Mentre Adriano Galliani lavora operativamente sul campo per il tentativo di convincimento estremo su Carlo Ancelotti, il patron rossonero Silvio Berlusconi rilascia le dichiarazioni che chiariscono i piani e le strategie per la panchina del prossimo anno del Milan. Il Cavaliere, come riporta la Gazzetta dello Sport, era ieri ad Assisi per il tour elettorale del suo partito Forza Italia e non si è tirato indietro rispondendo alle domande riguardo la questione allenatore.

 

Berlusconi ha svelato: “Siamo in contatto con Carlo Ancelotti, ma abbiamo pronte 4 alternative, una all’estero e le altre italiane“. Nessun nome fatto in tal senso ma è abbastanza chiaro scoprire i nomi dei tecnici che il Milan segue nel caso in cui il piano A non andasse in porto. Il tecnico ‘straniero’ è sempre quell’Unai Emery che mercoledì si giocherà la sua seconda Europa League consecutiva con il Siviglia. Profilo che piace per l’anima da vincente e per quel feeling con i rossoneri partito già dallo scorso anno. E una clausola rescissoria da mezzo milione facilmente impiegabile dalle casse del club.

 

Anche i tre mister italiani sono individuabili: il primo è il sogno Antonio Conte, ct della Nazionale che sarebbe anche disposto al doppio incarico tra Milan e azzurri pur di tornare a lavorare alacremente sul campo.
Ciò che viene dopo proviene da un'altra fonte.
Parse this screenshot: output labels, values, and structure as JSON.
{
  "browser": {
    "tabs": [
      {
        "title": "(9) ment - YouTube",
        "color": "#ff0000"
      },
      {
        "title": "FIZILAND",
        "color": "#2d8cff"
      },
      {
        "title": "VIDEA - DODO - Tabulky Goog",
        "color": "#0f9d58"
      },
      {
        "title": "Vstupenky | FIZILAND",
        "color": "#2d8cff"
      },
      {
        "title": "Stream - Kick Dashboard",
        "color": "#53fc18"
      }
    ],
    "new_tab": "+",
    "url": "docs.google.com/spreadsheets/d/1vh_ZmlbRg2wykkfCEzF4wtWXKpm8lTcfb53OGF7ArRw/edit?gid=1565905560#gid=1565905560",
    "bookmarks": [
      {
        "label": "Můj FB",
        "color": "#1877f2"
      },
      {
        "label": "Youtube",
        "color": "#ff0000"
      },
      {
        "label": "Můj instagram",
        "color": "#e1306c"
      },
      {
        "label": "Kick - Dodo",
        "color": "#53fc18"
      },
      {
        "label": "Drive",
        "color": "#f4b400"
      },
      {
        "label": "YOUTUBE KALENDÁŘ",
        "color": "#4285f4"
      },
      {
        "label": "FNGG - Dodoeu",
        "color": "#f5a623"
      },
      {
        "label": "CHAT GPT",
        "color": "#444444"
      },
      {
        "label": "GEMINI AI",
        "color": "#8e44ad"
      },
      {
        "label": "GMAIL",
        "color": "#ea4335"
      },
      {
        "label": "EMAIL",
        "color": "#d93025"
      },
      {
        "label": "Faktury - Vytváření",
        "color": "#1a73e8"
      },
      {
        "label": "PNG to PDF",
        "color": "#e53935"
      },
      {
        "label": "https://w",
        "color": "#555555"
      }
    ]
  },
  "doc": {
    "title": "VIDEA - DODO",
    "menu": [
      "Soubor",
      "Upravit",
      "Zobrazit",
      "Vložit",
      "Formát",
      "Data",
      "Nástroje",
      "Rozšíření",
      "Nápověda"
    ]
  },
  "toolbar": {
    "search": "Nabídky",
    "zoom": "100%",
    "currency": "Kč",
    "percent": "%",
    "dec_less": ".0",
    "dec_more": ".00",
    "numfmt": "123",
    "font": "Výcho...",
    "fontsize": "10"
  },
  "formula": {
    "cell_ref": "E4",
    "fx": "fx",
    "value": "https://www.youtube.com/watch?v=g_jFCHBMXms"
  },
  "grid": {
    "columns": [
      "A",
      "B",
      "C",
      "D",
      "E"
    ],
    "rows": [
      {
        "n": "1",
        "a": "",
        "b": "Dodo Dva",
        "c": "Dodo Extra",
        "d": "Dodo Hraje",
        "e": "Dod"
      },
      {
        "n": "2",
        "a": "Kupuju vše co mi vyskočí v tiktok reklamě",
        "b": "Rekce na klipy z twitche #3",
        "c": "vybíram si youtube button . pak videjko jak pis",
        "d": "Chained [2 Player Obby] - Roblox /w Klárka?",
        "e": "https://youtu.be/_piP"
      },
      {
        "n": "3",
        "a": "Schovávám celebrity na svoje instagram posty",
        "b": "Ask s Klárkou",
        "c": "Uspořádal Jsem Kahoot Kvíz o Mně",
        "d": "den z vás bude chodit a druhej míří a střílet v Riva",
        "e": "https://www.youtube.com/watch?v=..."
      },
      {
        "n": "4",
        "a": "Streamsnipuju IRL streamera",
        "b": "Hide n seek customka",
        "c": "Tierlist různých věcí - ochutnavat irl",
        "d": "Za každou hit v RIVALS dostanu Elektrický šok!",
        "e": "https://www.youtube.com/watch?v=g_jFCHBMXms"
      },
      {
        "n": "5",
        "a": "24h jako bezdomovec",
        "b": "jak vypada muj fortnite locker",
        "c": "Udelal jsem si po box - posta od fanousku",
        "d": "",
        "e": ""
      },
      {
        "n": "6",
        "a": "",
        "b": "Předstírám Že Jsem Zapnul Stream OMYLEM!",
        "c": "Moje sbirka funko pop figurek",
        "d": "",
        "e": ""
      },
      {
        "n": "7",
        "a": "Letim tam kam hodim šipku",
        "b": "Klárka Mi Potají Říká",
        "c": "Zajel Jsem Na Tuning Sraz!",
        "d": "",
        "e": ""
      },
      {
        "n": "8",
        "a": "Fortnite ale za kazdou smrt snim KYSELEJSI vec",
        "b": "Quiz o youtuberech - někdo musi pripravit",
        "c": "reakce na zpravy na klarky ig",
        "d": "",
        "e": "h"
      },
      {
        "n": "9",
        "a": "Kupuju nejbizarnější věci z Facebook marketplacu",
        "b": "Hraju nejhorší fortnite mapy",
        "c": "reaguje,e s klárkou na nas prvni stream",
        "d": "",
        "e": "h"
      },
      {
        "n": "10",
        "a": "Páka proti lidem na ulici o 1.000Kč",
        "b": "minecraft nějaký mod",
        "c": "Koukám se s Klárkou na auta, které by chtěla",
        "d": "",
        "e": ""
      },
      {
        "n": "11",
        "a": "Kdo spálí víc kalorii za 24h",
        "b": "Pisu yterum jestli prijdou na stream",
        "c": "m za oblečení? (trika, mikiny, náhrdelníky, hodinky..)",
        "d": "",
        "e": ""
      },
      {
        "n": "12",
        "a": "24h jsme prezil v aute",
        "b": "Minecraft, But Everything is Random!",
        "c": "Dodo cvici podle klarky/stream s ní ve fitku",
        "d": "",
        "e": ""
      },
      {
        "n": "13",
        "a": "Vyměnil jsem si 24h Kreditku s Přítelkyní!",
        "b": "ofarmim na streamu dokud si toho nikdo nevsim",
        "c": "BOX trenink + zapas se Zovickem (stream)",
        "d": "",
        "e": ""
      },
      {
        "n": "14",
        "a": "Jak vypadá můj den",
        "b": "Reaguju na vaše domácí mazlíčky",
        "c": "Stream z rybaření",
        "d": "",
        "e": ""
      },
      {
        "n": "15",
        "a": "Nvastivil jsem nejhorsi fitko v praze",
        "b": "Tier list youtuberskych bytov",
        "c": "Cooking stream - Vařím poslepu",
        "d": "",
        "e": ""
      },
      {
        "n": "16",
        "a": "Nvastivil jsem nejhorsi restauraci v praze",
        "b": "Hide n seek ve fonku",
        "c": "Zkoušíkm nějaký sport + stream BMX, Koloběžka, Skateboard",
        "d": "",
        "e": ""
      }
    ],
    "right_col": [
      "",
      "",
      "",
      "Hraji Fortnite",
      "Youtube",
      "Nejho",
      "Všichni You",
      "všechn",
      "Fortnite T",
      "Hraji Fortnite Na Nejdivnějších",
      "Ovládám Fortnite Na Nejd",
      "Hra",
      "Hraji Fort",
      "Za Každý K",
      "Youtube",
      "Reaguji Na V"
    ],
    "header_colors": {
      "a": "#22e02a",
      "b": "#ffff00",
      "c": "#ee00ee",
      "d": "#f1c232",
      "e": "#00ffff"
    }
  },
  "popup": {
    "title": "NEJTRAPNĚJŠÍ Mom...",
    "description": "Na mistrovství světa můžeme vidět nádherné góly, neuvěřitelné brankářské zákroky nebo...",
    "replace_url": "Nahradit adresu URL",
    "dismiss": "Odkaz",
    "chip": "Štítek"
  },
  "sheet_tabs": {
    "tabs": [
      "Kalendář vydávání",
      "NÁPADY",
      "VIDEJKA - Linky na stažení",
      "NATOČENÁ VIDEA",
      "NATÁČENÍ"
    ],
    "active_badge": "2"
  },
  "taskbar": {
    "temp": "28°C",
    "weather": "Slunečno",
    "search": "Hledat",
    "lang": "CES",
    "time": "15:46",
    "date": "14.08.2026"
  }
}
Poi c’è Vincenzo Montella, in rotta con la Fiorentina, il quale dopo il 31 maggio deciderà cosa fare assieme alla proprietà viola, che al momento ha bisogno di 5 milioni di clausola per liberarlo. Infine non è tramontata l’ipotesi Maurizio Sarri, con quotazioni in discesa ma sempre un profilo apprezzato dalle parti di Milanello.